AMTRAK DAY EIGHT
November 28, 2014
I fall instantly in love with places. These eight days on the train I have given my heart to the mesquite-laden hills around Austin … the sun-drenched center of Forth Worth … Saint Louis’ sorrowful elegance the night after the non-indictment … a distant Illinois farm house friended on flatness by a fat silo and tussle of trees … Champaign’s stately stone campus mid-visit by a flying saucer … and countless towns around my home state’s Great Lake. Red brick warehouses warm against gray skies. Black woods traced in snow. Cold creeks crested with arching grasses. Bluish clouds blow sideways from the stacks. Victorian villages line the tracks.
I love them all. My mind makes a future in each one, filling in the unknowns with optimistic dreams of what life could be. I spend a few years there (or months, or minutes) making friends with the neighbors and finding meaningful work building community until a plop of snow drops from a branch and I look again and fall in love again with this new life in front of me.
“I could live there,” I think. “In that house 2nd from the church with the corner store down the street and no fences between yards … I could live there and befriend a few people and make another living.” I know deep down this is not true. I have done that. I have moved many places thinking it would be a piece of cake to start over … and in some ways it is. But in the most important way – having a community of friends, people you love and trust to support one another – it is hard.
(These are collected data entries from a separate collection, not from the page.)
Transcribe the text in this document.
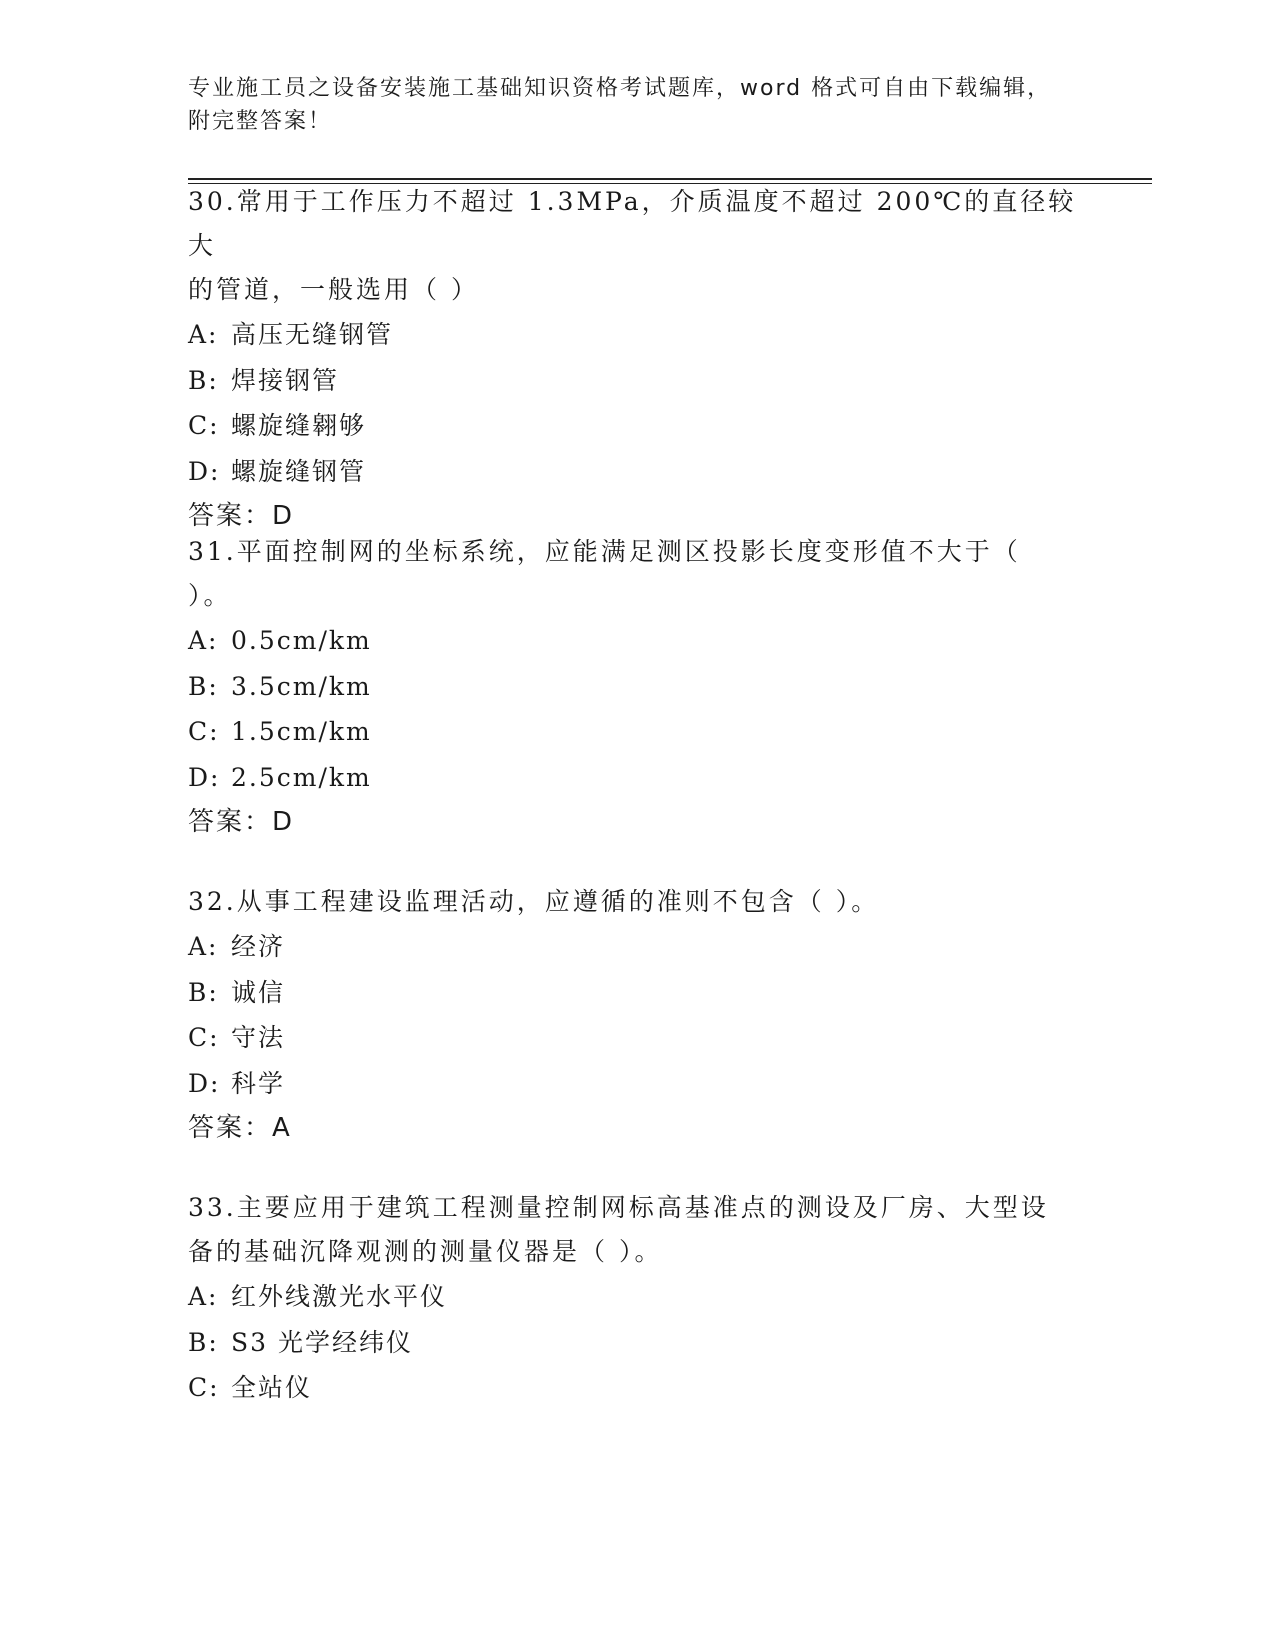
专业施工员之设备安装施工基础知识资格考试题库，word 格式可自由下载编辑，
附完整答案！
30.常用于工作压力不超过 1.3MPa，介质温度不超过 200℃的直径较大
的管道，一般选用（ ）
A: 高压无缝钢管
B: 焊接钢管
C: 螺旋缝翱够
D: 螺旋缝钢管
答案：D
31.平面控制网的坐标系统，应能满足测区投影长度变形值不大于（
）。
A: 0.5cm/km
B: 3.5cm/km
C: 1.5cm/km
D: 2.5cm/km
答案：D
32.从事工程建设监理活动，应遵循的准则不包含（ ）。
A: 经济
B: 诚信
C: 守法
D: 科学
答案：A
33.主要应用于建筑工程测量控制网标高基准点的测设及厂房、大型设
备的基础沉降观测的测量仪器是（ ）。
A: 红外线激光水平仪
B: S3 光学经纬仪
C: 全站仪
It takes three years to build that. I wasn’t ready to start over again.
“Where are we?” Mom asks while looking up the map on her phone. “Nowhere … oh, wait, we’re by the finger lakes … above Elmira where your great-great-grandmother landed for a while when she first arrived from Russia … and we’re coming up on Ithaca where your grandmother went to college.” This makes me feel suddenly connected to the landscape in a way that I wasn’t a second ago. So the middle of nowhere was somewhere after all. Perhaps this explains my fickleness for places.
Having no one childhood home (I lived in at least seven different homes growing up) or town (I had no family left in the place I grew up), I looked instead for home in the dozens of places my relatives came from. Rather than a single deep-rooted tree planted firmly in the ground, mine was like an Aspen grove spread out evenly across a broad land, or Michigan’s 40-acre fungus. I have a little history in just about every corner of the nation: Alabama, Arizona, California, Georgia, Idaho, Illinois, New York, North Carolina, Ohio, Tennessee, Texas, Virginia. They had all been home to me or my loved ones at some point. If home is where the heart is, my home is nowhere and everywhere at the same time.